Department of Bioscience and Bioengineering, Indian Institute of Technology, Jodhpur, Rajasthan, 342037, India.
School of Artificial Intelligence and Data Science, Indian Institute of Technology, Jodhpur, Rajasthan, 342037, India.
Sci Rep. 2022 Sep 17;12(1):15629. doi: 10.1038/s41598-022-17585-2.
Cancer subtypes identification is one of the critical steps toward advancing personalized anti-cancerous therapies. Accumulation of a massive amount of multi-platform omics data measured across the same set of samples provides an opportunity to look into this deadly disease from several views simultaneously. Few integrative clustering approaches are developed to capture shared information from all the views to identify cancer subtypes. However, they have certain limitations. The challenge here is identifying the most relevant feature space from each omic view and systematically integrating them. Both the steps should lead toward a global clustering solution with biological significance.

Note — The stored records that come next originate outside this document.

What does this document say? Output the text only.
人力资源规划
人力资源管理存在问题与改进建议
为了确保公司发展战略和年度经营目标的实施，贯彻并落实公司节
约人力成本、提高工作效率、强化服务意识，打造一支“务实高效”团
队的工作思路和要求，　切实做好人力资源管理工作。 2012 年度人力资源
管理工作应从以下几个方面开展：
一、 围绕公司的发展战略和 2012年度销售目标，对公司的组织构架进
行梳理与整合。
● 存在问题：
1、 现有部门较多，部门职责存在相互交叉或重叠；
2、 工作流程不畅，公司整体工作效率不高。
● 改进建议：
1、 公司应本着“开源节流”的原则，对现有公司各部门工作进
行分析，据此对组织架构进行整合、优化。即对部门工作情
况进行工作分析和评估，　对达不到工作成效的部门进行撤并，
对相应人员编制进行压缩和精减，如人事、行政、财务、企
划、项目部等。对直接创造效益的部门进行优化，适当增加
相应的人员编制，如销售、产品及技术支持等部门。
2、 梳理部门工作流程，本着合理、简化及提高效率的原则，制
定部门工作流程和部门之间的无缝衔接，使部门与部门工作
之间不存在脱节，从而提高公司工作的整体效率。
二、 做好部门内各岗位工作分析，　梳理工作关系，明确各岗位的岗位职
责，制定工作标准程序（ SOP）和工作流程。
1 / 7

In this respect, a novel multi-omics clustering algorithm named RISynG (Recursive Integration of Synergised Graph-representations) is presented in this study. RISynG represents each omic view as two representation matrices that are Gramian and Laplacian. A parameterised combination function is defined to obtain a synergy matrix from these representation matrices. Then a recursive multi-kernel approach is applied to integrate the most relevant, shared, and complementary information captured via the respective synergy matrices. At last, clustering is applied to the integrated subspace. RISynG is benchmarked on five multi-omics cancer datasets taken from The Cancer Genome Atlas. The experimental results demonstrate RISynG's efficiency over the other approaches in this domain.
癌症亚型识别是推进个性化抗癌疗法的关键步骤之一。大量多平台组学数据的积累,这些数据是在同一组样本上测量的,为从多个角度同时研究这种致命疾病提供了机会。已经开发了一些集成聚类方法来从所有视图中捕获共享信息,以识别癌症亚型。然而,它们存在一定的局限性。这里的挑战是从每个组学视图中识别出最相关的特征空间,并对其进行系统地整合。这两个步骤都应该有助于实现具有生物学意义的全局聚类解决方案。在这方面,本研究提出了一种名为 RISynG(协同图表示递归集成)的新型多组学聚类算法。RISynG 将每个组学视图表示为两个表示矩阵,即 Gramian 和 Laplacian。定义了一个参数化组合函数,从这些表示矩阵中获得协同矩阵。然后应用递归多核方法来整合通过各自的协同矩阵捕获的最相关、共享和互补信息。最后,将聚类应用于集成子空间。RISynG 在来自癌症基因组图谱的五个多组学癌症数据集上进行了基准测试。实验结果表明,RISynG 在该领域的其他方法中具有效率优势。